Dass auch diese Demonstration dem bewegungsorientierten Rechtsaußenflügel der Partei zuzuordnen ist, verdeutlicht bereits der Beginn auf dem in der Mittagssonne kochenden Washingtonplatz vor dem Berliner Hauptbahnhof. Mit einer halben Stunde Verspätung erklingt die „Freiheitsglocke“ aus den Lautsprechern neben der Bühne – ein Auftakt, der seit über drei Jahren auch von Bärgida an diesem Ort zelebriert wird. Der Brandenburger AfD-Landtagsabgeordnete Steffen Königer begrüßt die Landesverbände der AfD, wobei bereits die Nennung des nicht einmal anwesenden Höcke mit frenetischem Jubel und „Höcke, Höcke“-Rufen beantwortet wird. Die Fans sind gekommen. Gleich die ersten Reden sind mit Christoph Berndt (Zukunft Heimat, Cottbus) und Marie Thérèse Kaiser (Merkel muss weg , Hamburg) zwei VertreterInnen lokaler Protestmobilisierungen vorbehalten. Nahezu alle RednerInnen betonen euphorisch die Signalwirkung, die an diesem Tag von der Demonstration in der Hauptstadt ausgehe. Dass für die erwünschten Bilder in den sozialen Netzwerken später sogar Fotos der WM-Fanmeile von 2006 mit Deutschland-Fahnenmeer zweckentfremdet werden, verdeutlicht die Zentralität dieser Symbolik.
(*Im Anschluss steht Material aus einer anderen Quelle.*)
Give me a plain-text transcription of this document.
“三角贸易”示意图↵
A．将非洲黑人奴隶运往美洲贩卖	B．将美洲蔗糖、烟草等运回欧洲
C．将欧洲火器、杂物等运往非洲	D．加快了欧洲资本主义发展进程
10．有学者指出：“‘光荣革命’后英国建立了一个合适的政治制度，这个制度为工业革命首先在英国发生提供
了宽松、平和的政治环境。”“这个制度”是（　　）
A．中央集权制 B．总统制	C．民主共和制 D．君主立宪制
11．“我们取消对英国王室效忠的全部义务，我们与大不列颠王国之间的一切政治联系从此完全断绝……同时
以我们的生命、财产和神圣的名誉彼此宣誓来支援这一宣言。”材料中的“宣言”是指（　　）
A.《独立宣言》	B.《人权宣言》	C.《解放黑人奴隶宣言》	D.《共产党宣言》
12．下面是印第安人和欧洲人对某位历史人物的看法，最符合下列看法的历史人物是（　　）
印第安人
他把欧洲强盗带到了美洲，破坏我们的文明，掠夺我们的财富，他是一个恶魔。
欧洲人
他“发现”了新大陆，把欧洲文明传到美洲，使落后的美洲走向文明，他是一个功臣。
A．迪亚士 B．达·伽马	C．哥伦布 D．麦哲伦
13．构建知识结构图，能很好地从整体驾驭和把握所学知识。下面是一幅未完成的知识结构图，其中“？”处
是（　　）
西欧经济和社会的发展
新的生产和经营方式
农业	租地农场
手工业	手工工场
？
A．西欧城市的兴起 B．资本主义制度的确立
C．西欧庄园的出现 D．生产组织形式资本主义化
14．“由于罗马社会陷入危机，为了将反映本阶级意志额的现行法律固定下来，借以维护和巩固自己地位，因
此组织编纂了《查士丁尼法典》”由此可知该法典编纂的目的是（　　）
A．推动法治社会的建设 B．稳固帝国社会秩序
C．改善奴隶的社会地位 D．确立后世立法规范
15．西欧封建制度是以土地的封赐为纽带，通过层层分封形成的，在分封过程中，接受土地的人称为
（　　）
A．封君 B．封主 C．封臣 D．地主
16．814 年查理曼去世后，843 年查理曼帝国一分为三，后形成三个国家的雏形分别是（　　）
Berndt spricht davon, dass die „patriotische Bürgerbewegung“ dabei helfen werde, „den überfälligen Regierungswechsel herbeizuführen“, während Andreas Kalbitz betont: „Nur zusammen sind wir stark.“ Selbst Georg Pazderski , Berliner Landesvorsitzen der der AfD, geht in seiner Rede explizit auf die Straßenmobilisierungen ein: „Wir müssen auf der Straße zeigen, wofür wir einstehen. Alle Gliedmaßen der AfD müssen harmonisch zusammen arbeiten. Nur so können wir erfolgreich sein.“ Pazderski zeigte sich in der Vergangenheit nicht besonders demonstrationsfreundlich, weshalb er von politischen Hardlinern wie dem Berliner Andreas Wild immer wieder kritisiert worden war.

Der Untergang des Abendlandes

Keine rechte Demonstration kommt ohne Bedrohungsszenarien aus. Kriminalität, Gewalt, ein sinkendes Bildungsniveau sowie der „Verlust von Kultur und Identität“ stehen neben anderen meist im Zentrum der Erzählungen. Wortwahl, Drastik sowie Konkretisierung differieren jedoch. Rassistische Pauschalisierungen, Diffamierungen und Anekdoten, die als Beleg für den Niedergang Deutschlands oder gleich des „Abendlandes“ herangezogen werden, stehen neben tatsächlichen Missständen, die als Teil eines politischen Gesamtversagens gewertet werden. Generell bleibt es meist bei Anklagen, nur selten werden vermeintliche Lösungsansätze, die etwa über ein „Grenzen dicht“ hinausgehen, angesprochen.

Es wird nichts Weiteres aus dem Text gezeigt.